Combat de coq

Écrit par Olivier Chartrand, La Grande Époque - Montréal
12.03.2008

Critique de film 

  • Sébastien Messier et Guillaume Lemay-Thivierge(攝影: / 大紀元)

L’amitié que l’on éprouve pour une personne peut devenir un élixir amer qui empoisonne la vie, lorsque mêlée à la jalousie et à l’envie. Jalousie que l’on voudrait écraser comme on écrase un gant de boxe sur le visage de son adversaire, entre les câbles d’un ring. David Boutin et Guillaume Lemay-Thivierge incarnent dans La ligne brisée deux personnages qui utilisent la boxe comme prétexte pour régler leurs problèmes d’amitié écorchée.

Sébastien Messier (David Boutin) est un boxeur talentueux, mais «tête brûlée», à l’aube de devenir champion du monde. Son ami d’enfance, Dany Demers (Guillaume Lemay-Thivierge), lui, est le second violon du gym qui ferait tout pour son meilleur chum. Lorsque, pour des raisons qui n’ont rien à voir avec le sport, Messier perd le match de sa carrière, il s’écroule et sombre dans l’alcool et les batailles de bars miteux. Quand une étoile s’éteint, une autre naît. Durant les cinq années suivantes, Demers a le champ libre et, à force de travail et d’une tête plus solide sur ses épaules, il obtient à son tour sa chance sur le ring… et remporte le titre tant convoité. Messier qui s’effrite de jalousie, parce que plus talentueux au départ que Demers, tente de se remettre en shape pour pouvoir «planter» son ami et porter la ceinture du numéro 1 qu’il estime lui revenir de droit.

Chapeau (et c’est sûrement unanime) pour l’entraînement des deux comédiens et le réalisme des combats. On y croit à cet univers de la boxe et, par de nombreux retours en arrière qui nous dévoilent graduellement les enjeux de cette amitié, on nous prépare habilement à l’affrontement ultime dans lequel on embarque pleinement.

Mais ne vous laissez pas tromper, cette exploration québécoise de ce genre cinématographique n’est que le moyen de s’aventurer plus en profondeur dans la relation qu’entretiennent ces deux hommes qui se tapent dessus. Le réalisateur Louis Choquette (2 frères, Tabou et Rumeurs) a décidé de présenter les forces, mais aussi les vulnérabilités de ces deux durs à cuire.

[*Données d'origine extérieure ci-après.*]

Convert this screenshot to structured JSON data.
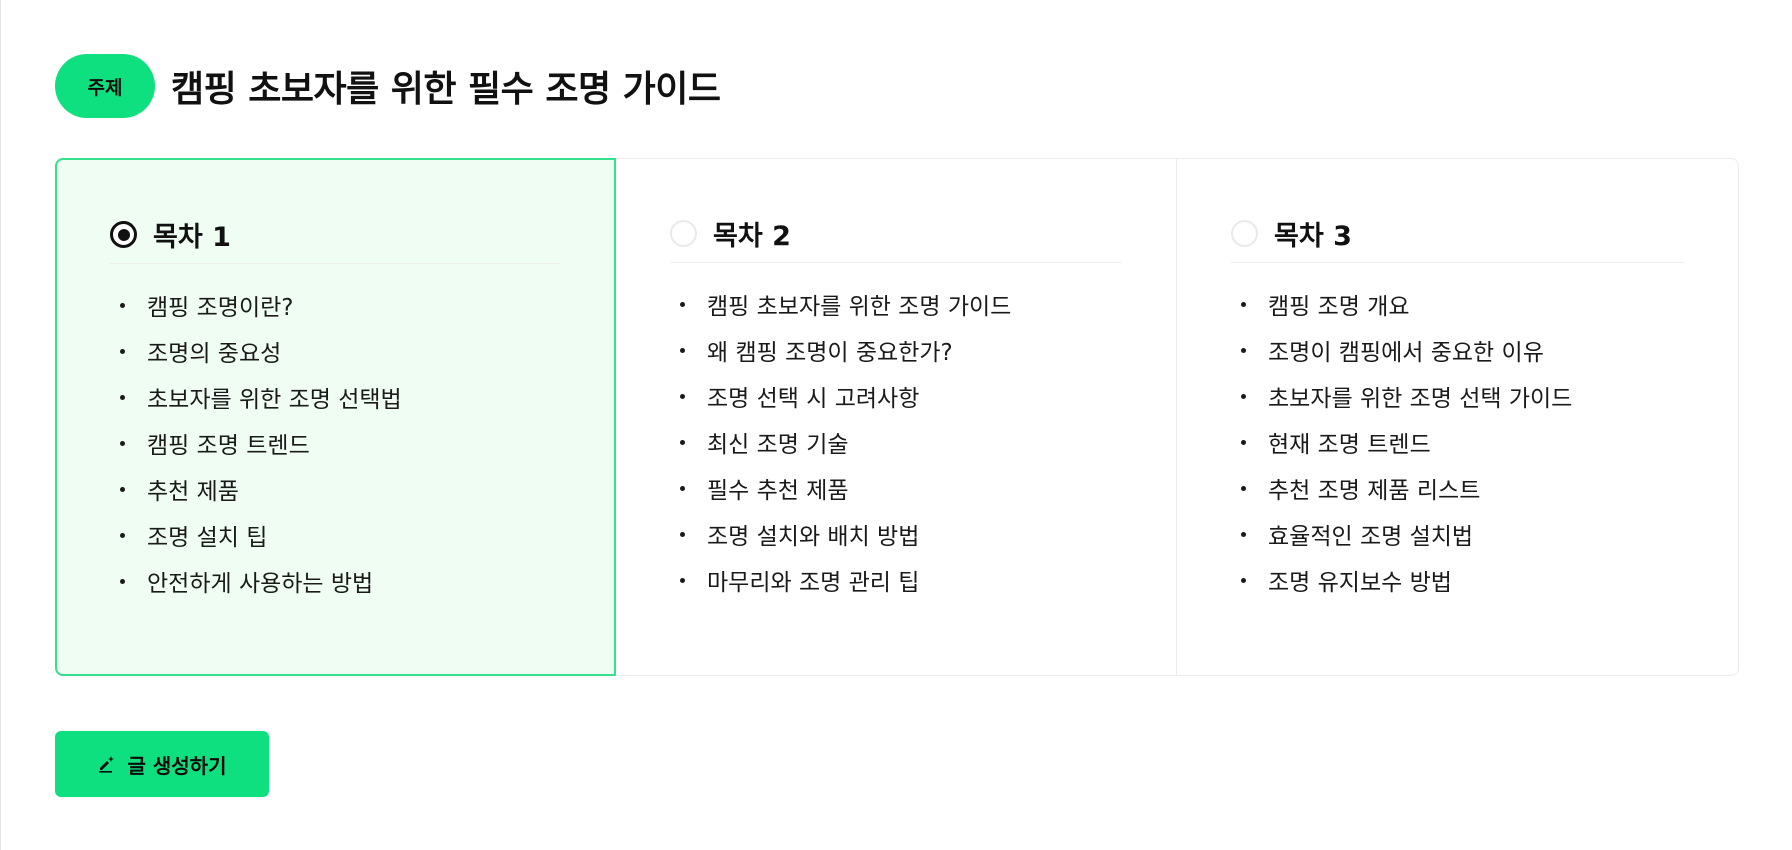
{
  "topic": {
    "badge": "주제",
    "title": "캠핑 초보자를 위한 필수 조명 가이드"
  },
  "outlines": [
    {
      "label": "목차 1",
      "selected": true,
      "items": [
        "캠핑 조명이란?",
        "조명의 중요성",
        "초보자를 위한 조명 선택법",
        "캠핑 조명 트렌드",
        "추천 제품",
        "조명 설치 팁",
        "안전하게 사용하는 방법"
      ]
    },
    {
      "label": "목차 2",
      "selected": false,
      "items": [
        "캠핑 초보자를 위한 조명 가이드",
        "왜 캠핑 조명이 중요한가?",
        "조명 선택 시 고려사항",
        "최신 조명 기술",
        "필수 추천 제품",
        "조명 설치와 배치 방법",
        "마무리와 조명 관리 팁"
      ]
    },
    {
      "label": "목차 3",
      "selected": false,
      "items": [
        "캠핑 조명 개요",
        "조명이 캠핑에서 중요한 이유",
        "초보자를 위한 조명 선택 가이드",
        "현재 조명 트렌드",
        "추천 조명 제품 리스트",
        "효율적인 조명 설치법",
        "조명 유지보수 방법"
      ]
    }
  ],
  "actions": {
    "generate_label": "글 생성하기",
    "generate_icon": "pen-sparkle-icon"
  },
  "colors": {
    "accent": "#0fe07f",
    "selected_bg": "#effdf3",
    "selected_border": "#37e08d"
  }
}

On s’attache autant à l’un qu’à l’autre, car ils ne sont pas des personnages monolithiques comme pouvaient l’être les adversaires de Rocky Balboa. Si bien que – contrairement aux combats entre l’étalon italien et Appolo Creed – dans La Ligne brisée, on a mal pour les deux opposants.

Lors de différentes scènes, on nous montre plusieurs facettes de ces deux protagonistes qui, chacun à leur tour, se dominent l’un l’autre, tantôt l’un éprouve de la jalousie, tantôt l’autre doute de ses propres capacités à cause de l’ascendant de son ami, etc. On présente la vraie complexité d’une amitié entre deux gars, qui débouche – comme c’est souvent le cas à différents degrés dans la vraie vie – sur l’envie et la compétition. C’est l’élément central du film.

Certains choix au niveau de la scénarisation sont néanmoins discutables, par exemple, le dénouement de la relation entre la physiothérapeute, Fanny Malette, et Messier qui rappelle un peu trop, et sans que ce soit vraiment nécessaire, un certain film de Denis Villeneuve… En outre, à l’arrivée du générique, on demeure quelque peu perplexe puisque la conclusion laisse certains éléments en suspens.

Cependant, c’est un film à voir ne serait-ce que pour la performance des deux comédiens et pour assister à un match de boxe dont les enjeux ne sont pas présentés de manière simpliste, mais concrétisent un combat plus profond.